In this case the value of $P_y$ is zero which simplifies the above equations a little bit.

QUESTION

What (in steradians) is the solid angle $w$ subtended by the "loop" at point $P$ in terms of $a,r,P_x,P_z$?

Answer 1

Let's move everything so that the center of the sphere is in the origin. Then the sphere is simply

$$x^2+y^2+z^2=r^2$$

and the cone becomes

$$\left(x+P_x\right)^2+y^2=c^2\left(z+P_z\right)^2$$

and since you don't want a double cone, you also want

$$z+P_z>0\quad.$$

The $y=0$ plane intersects the cone in two lines, namely

$$x=\pm c(z+P_z)-P_x$$

and these intersect the sphere at

$$x_{1,2}={\frac{\pm c\left({P_z} + \sqrt{{\left(c^{2} + 1\right)} r^{2} - c^2{P_z}^{2} \pm 2 c {P_x} {P_z} - {P_x}^{2}}\right) - {P_x}}{c^{2} + 1}}\quad.$$

For a given $x$ coordinate in that plane, the points on the loop are both at

$$ z(x) = -\frac{{P_z} c^{2} - \sqrt{{\left({P_x}^{2} - {P_z}^{2}\right)} c^{2} + {\left(c^{2} + 1\right)} r^{2} + {P_x}^{2} + 2 \, {\left({P_x} c^{2} + {P_x}\right)} x}}{c^{2} + 1} $$

so the portion of the sphere in that $x$ plane and between the points on the loop will form a circular arc with a length of

$$l(x) = 2\sqrt{r^2-x^2}\arcsin\frac{z(x)}{\sqrt{r^2-x^2}}\quad.$$

To integrate these arcs into an area, you have to multiply them by the arc length element in the $y=0$ plane.
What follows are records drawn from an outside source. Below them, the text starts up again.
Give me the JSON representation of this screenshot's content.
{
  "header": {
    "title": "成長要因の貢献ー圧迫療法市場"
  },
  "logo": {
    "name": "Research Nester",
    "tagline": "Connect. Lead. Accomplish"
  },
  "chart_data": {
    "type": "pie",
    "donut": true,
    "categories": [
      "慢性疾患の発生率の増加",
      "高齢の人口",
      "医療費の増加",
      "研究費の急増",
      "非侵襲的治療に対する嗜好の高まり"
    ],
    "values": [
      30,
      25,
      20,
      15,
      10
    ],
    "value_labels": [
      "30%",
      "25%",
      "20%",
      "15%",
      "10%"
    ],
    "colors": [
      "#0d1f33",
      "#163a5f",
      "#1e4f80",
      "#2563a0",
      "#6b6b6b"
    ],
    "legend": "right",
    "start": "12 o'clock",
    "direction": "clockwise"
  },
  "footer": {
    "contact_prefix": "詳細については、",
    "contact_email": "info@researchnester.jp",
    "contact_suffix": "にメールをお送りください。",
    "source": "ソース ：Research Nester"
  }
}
This is defined by

$$\mathrm ds^2=\mathrm dx^2+\mathrm dz^2 = \mathrm dx^2\left(1+\left(\frac{\mathrm dz}{\mathrm dx}\right)^2\right)$$

which means we need the derivative

$$\frac{\mathrm dz}{\mathrm dx}=\frac{{P_x}}{\sqrt{{\left({P_x}^{2} - {P_z}^{2}\right)} c^{2} + {\left(c^{2} + 1\right)} r^{2} + {P_x}^{2} + 2 \, {\left({P_x} c^{2} + {P_x}\right)} x}}$$

to obtain

$$\mathrm ds = {\sqrt{\frac{{P_x}^{2}}{{\left({P_x}^{2} - {P_z}^{2}\right)} c^{2} + {\left(c^{2} + 1\right)} r^{2} + {P_x}^{2} + 2 \, {\left({P_x} c^{2} + {P_x}\right)} x} + 1}}\;\mathrm dx\quad.$$

So the portion of the sphere enclosed by the loop has area

$$\int_{x_1}^{x_2}l(x)\;{\sqrt{\frac{{P_x}^{2}}{{\left({P_x}^{2} - {P_z}^{2}\right)} c^{2} + {\left(c^{2} + 1\right)} r^{2} + {P_x}^{2} + 2 \, {\left({P_x} c^{2} + {P_x}\right)} x} + 1}}\;\mathrm dx\quad.$$

At least numerically this should be reasonably simple to integrate. I haven't tried yet to find a closed form for this. It might be simpler if you have explicit numbers instead of all these variables.

In the end, you can divide that area by $r^2$ to obtain the corresponding solid angle.